Le seul défaut de La Cigale, c’est son hall, qui est plutôt exigu. Du coup, quand on sort de la salle, on est tout de suite dehors. C’est pour ça que le restaurant de la Cigale, La Cantine, est important pour nous, parce qu’il fait office de lieu de retrouvailles avant et après les concerts. En 2009, il avait été pensé avec Thierry Costes, dans une version qui s’est révélée finalement trop chic au vu des attentes du public. Après une autre phase bistronomie également peu concluante, on s’est rendu compte qu’il n’y avait pas besoin de chef star, qu’il fallait juste proposer des choses simples, bonnes et pas chères et laisser l’endroit remplir son rôle.

Vous faites beaucoup d’aménagements pour améliorer La Cigale ?

Bien sûr, La Cigale, c’est un vieux théâtre qu’on entretient comme une voiture de collection. Quand on voit les musiciens étrangers entrer dans cette salle comme on pénètre au Louvre, on se rend compte de son côté exceptionnel. Arriver dans les loges, voir ces peintures un peu salies, la photo de Tom Waits au mur, ça aussi, ça reste mythique. D’ailleurs, on a mis depuis trois ans à la disposition des artistes, une tablette pour qu’ils puissent se prendre en photo et immortaliser le moment. Après oui, on a refait le ravalement de la façade cet été, et puis on a changé la moitié des fauteuils. C’est une salle plutôt permissive, les gens se lâchent un peu pendant les concerts (rires). Mais on ne va pas les brimer non plus.

Comment se décide la programmation ?

En tant qu’établissement privé, nous louons la salle à qui souhaite s’y produire. La programmatrice, Corinne Mimram, qui est là depuis 30 ans, gère les demandes. On a des périodes très denses pour les concerts, du 15 septembre au 15 décembre, et du 15 février au 15 juin, durant lesquelles on peut avoir plusieurs propositions pour les mêmes dates. Là, il arrive qu’on doive faire des arbitrages, en optant pour ce qui correspond le mieux à l’image de la maison.

Comment la qualifieriez-vous ?

Historiquement pluridisciplinaire, ce qui justifie sa modularité. On peut aller jusqu’à installer un vélodrome, ce qui a été fait avec Red Bull, ou une piste de skate ce dimanche pour les 30 ans.

Comment a été pensé ce Jubilé des 30 ans ?

L’idée nous en est venue en fin d’année dernière, avec en ligne de mire la rentrée 2017, même si la période n’est pas la plus simple, à l’issue de la saison des festivals. Mais nous sommes quand même parvenus à concocter une programmation fidèle à notre envie : rendre un hommage au passé, aux passés plutôt, être fidèle à notre approche plurielle de la musique comme à notre côté transgénérationnel.
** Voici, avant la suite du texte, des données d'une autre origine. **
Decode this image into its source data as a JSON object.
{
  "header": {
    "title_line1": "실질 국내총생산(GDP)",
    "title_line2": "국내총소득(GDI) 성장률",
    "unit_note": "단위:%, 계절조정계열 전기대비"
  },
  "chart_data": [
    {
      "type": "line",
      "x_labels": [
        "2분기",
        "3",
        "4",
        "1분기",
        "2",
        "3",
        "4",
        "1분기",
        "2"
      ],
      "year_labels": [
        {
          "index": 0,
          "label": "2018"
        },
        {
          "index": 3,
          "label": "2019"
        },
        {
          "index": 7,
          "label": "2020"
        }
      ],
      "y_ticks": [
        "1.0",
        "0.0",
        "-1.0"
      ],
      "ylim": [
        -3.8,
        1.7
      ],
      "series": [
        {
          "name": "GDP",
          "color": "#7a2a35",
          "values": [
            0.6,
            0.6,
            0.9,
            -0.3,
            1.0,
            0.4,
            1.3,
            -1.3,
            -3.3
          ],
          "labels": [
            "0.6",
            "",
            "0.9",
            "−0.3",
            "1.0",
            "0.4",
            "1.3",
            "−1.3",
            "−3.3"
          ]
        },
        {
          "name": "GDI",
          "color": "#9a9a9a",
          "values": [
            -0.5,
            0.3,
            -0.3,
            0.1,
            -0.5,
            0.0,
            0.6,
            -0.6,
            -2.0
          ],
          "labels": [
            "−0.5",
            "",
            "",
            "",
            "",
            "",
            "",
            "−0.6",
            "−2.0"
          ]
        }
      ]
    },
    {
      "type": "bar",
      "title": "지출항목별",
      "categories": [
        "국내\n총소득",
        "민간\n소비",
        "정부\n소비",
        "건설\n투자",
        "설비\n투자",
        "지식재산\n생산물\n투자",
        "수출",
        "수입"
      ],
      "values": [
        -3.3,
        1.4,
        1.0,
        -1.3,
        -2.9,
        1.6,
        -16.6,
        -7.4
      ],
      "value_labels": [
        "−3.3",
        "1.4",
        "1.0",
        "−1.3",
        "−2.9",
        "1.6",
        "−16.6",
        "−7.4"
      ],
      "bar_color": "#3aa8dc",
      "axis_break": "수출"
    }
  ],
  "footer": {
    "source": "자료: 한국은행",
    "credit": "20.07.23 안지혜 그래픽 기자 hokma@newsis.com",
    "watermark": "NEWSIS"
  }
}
Qui rêveriez-vous de voir passer à La Cigale dans le futur ?

Oh, Arcade Fire, par exemple, ou pourquoi pas Springsteen, en acoustique, ça me plairait beaucoup. J’ai fait ici, il y a quelques années, une visite technique avec un gros producteur, pour un groupe anglo-saxon dont le nom ne m’avait pas été révélé. J’ai su après que c’était pour les Stones. Au final, ils voulaient un endroit plus petit, moins classique, davantage à l’ancienne, dans le genre qui sent la bière. Ils sont allés au Trabendo.